T is any invertible matrix
 A: The claim is false in general. If one takes $$M = \pmatrix{0&-1\\1&0}$$ (anticlockwise rotation by $90^{\circ}$) and $$T = \pmatrix{1&0\\0&\lambda}$$ (dilation by $\lambda$ in the $y$-direction).
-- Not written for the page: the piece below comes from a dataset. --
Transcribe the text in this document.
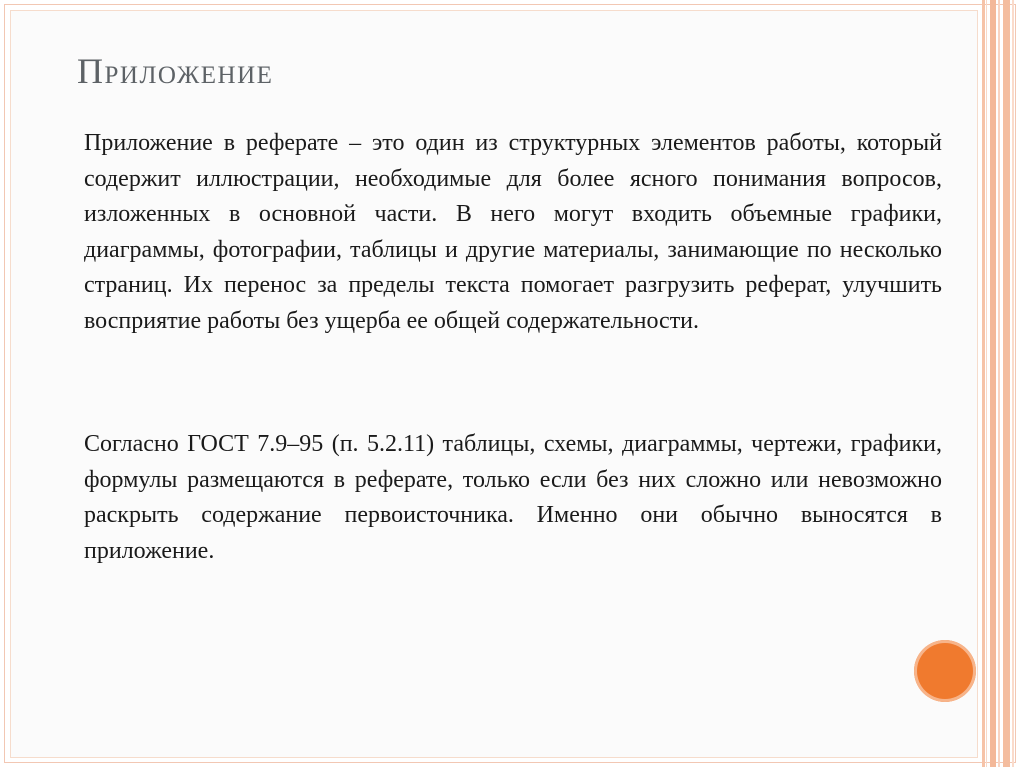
Приложение

Приложение в реферате – это один из структурных элементов работы, который содержит иллюстрации, необходимые для более ясного понимания вопросов, изложенных в основной части. В него могут входить объемные графики, диаграммы, фотографии, таблицы и другие материалы, занимающие по несколько страниц. Их перенос за пределы текста помогает разгрузить реферат, улучшить восприятие работы без ущерба ее общей содержательности.

Согласно ГОСТ 7.9–95 (п. 5.2.11) таблицы, схемы, диаграммы, чертежи, графики, формулы размещаются в реферате, только если без них сложно или невозможно раскрыть содержание первоисточника. Именно они обычно выносятся в приложение.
Then, $$TMT^{-1} \pmatrix{1\\0} = \pmatrix{0\\ \lambda} .$$
In particular, unless $\lambda = \pm 1$, we see that multiplication by $TMT^{-1}$ does not preserve lengths and so is not a rotation matrix.
A: Check that $\begin{bmatrix}
1 & 1 \\
0 & 1 
\end{bmatrix} \begin{bmatrix}
0 & -1 \\
1 & 0 
\end{bmatrix} \begin{bmatrix}
1 & 1 \\
0 & 1 
\end{bmatrix}^{-1} =  \begin{bmatrix}
1 & -2 \\
1 & -1 
\end{bmatrix}$.
So it seems not to be true for some $T $ invertible. 
And determinant of this result matrix $= 1$ and eigenvalues $+i,-i$ as for the middle rotation matrix (rotation by $ \pi /2 $) but the result matrix is not a rotation matrix.
A: M is rotation matrix so ,$T^{-1}$exist $$|M|=1,\\M_{\alpha}M_{\beta}=M_{\alpha+\beta} ,\\M_{\alpha}^n=M_{n\alpha}\\M_{\alpha}^{-1}=M_{-\alpha}$$
check these properties for $TMT^{-1}$
$$|TMT^{-1}|=|T|.|M|.|T^{-1}|=|T|.1.\dfrac{1}{|T|}=1\\$$$$
TM_{\alpha}T^{-1}.TM_{\beta}T^{-1}=TM_{\alpha}M_{\beta}T^{-1}=TM_{\alpha+\beta}T^{-1}\\$$$$
(TM_{\alpha}T^{-1})^n=TM_{\alpha}T^{-1}.TM_{\alpha}T^{-1}.TM_{\alpha}T^{-1}...TM_{\alpha}T^{-1}=TM_{\alpha+\alpha+\alpha+...}T^{-1}=TM_{n\alpha}T^{-1}\\$$$$
(TM_{\alpha}T^{-1})^{-1}=(T^{-1})^{-1}M_{\alpha}^
{-1}T^{-1}=TM_{-\alpha}T^{-1}$$